Rethinking Control: A New Mindset for Manufacturers - Industry Today - Leader in Manufacturing & Industry News
 

December 1, 2025 Rethinking Control: A New Mindset for Manufacturers

U.S. manufacturers are under pressure from all sides—rising energy costs, aging equipment, tight margins, and global competition.

gilman brothers comany
Gilman Brothers and Budderfly gathered outside Gilman Brothers HQ.

By Cyrus Gilman

Staying competitive today requires more than running efficient lines; it requires energy management that’s as precise as our production. In a world that depends on certainty – materials, schedules, outcomes – energy has always been one of manufacturing’s biggest and least predictable costs. Rates fluctuate, demand charges spike, and systems age. Even the most efficient operations are at the mercy of forces beyond the plant floor. For many manufacturers, that loss of predictability is deeply uncomfortable and increasingly unsustainable.

Know When It’s Time To Change

Our company has always treated energy as a strategic priority. Over a century ago, we even built our own utility, Bozrah Light and Power, to guarantee reliable, affordable power for our operations. For generations, that model worked. But the landscape has changed.

Today’s energy environment is digital, distributed, and fast-moving. It involves dynamic pricing, grid interaction, regulatory changes, and technologies that evolve every few years. Managing that complexity in-house isn’t just difficult; it’s distracting.

What was once a strength – complete control – is now a liability. The tools, data, and expertise required to manage modern energy systems are specialized, technical, and costly to maintain internally. At the same time, as renewables get cheaper, the old way of owning and maintaining all your own energy equipment doesn’t always make financial sense.
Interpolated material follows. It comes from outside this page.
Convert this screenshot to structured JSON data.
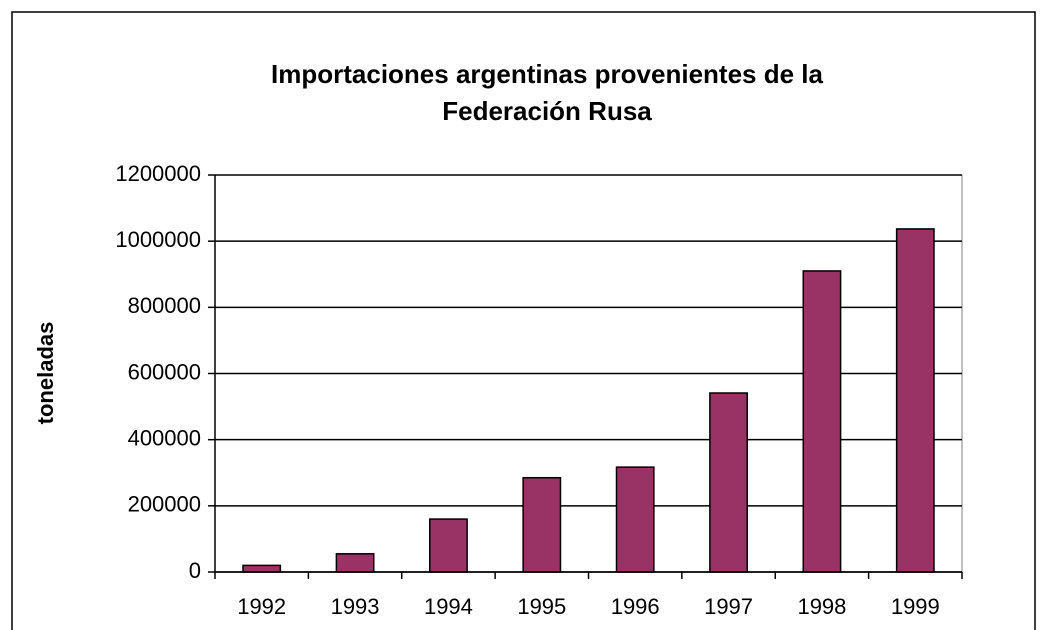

A lot of manufacturers in Europe are making this shift. In places like Spain, Germany, and Hungary, companies are ditching their fossil fuel boilers and purchasing Heat as a Service from specialized developers. It’s cheaper, more efficient, and one less thing they have to worry about.

The same logic applies here. As energy gets cheaper and less expensive, it also gets more complicated to manage. The companies that will stay ahead are the ones that focus on what they do best – produce products – and let the experts handle the energy.

Letting Go, Staying Ahead

This realization led us to rethink how we approach energy. Handing over parts of your operation to outside partners can feel counterintuitive in an industry built on precision control. But the truth is, holding on too tightly will stifle progress.

Our industry needs a model that helps modernize, stabilize costs, and improve reliability, without diverting focus from our capital away from our core operations. That’s the value of Energy as a Service (EaaS).

With our EaaS partner, we upgraded nine aging HVAC systems, installed a 750-kilowatt rooftop solar array, and converted the entire facility to LED lighting—a $1.5 million modernization project that we could have never financed on our own. The upgrades cut our emissions by 50% and reduced energy use by nearly 30%, with no upfront cost. The systems are monitored in real time, and performance issues are resolved automatically.

Here’s the Proof

Since completing the installations, we’ve seen our monthly energy costs decrease by around $3,000 per month. These are savings we can reinvest in new equipment, training, and growth. Looking ahead, we can also opt into a virtual power plant program that would tell our HVAC systems to reduce load during peak demand, helping stabilize the local grid.

On the production floor, the difference is tangible. It’s brighter, quieter, and more comfortable. Employees see the improvements and take pride in being part of a company that’s forward-thinking.

Redefining Competition

U.S. manufacturing is entering a new era – one defined by growth, reinvestment, and the return of production to U.S. soil. But this resurgence comes with new pressures: tighter margins, stricter standards, and a digital layer that touches every aspect of our operations.

Energy sits at the center of it all. It’s no longer just a utility expense; it’s a strategic lever that shapes competitiveness, reliability, and resilience. As our systems get smarter, they’re also getting more complex. The companies that will lead the next wave of American manufacturing are the ones willing to evolve and trade control for collaboration.

For us, partnering on energy management wasn’t about giving something up; it was about unlocking the capacity to continue growing into the future. By handing off what no longer needed to be done in-house, we gained focus, stability, and the confidence to invest where it matters most: our people, our products, and our customers.

Control used to mean doing everything yourself. Today, it means knowing where your expertise ends—and where the right partner can help you go further.

cyrus gilman gilman brothers company

About the Author:
Cyrus Gilman is Vice President of The Gilman Brothers Company, a third-generation, family-owned manufacturer of graphics display boards based in Gilman, Connecticut. A committed advocate for sustainability, Gilman recognizes the value of collaboration and strategic partnerships to improve energy efficiency and reduce costs the manufacturing environment.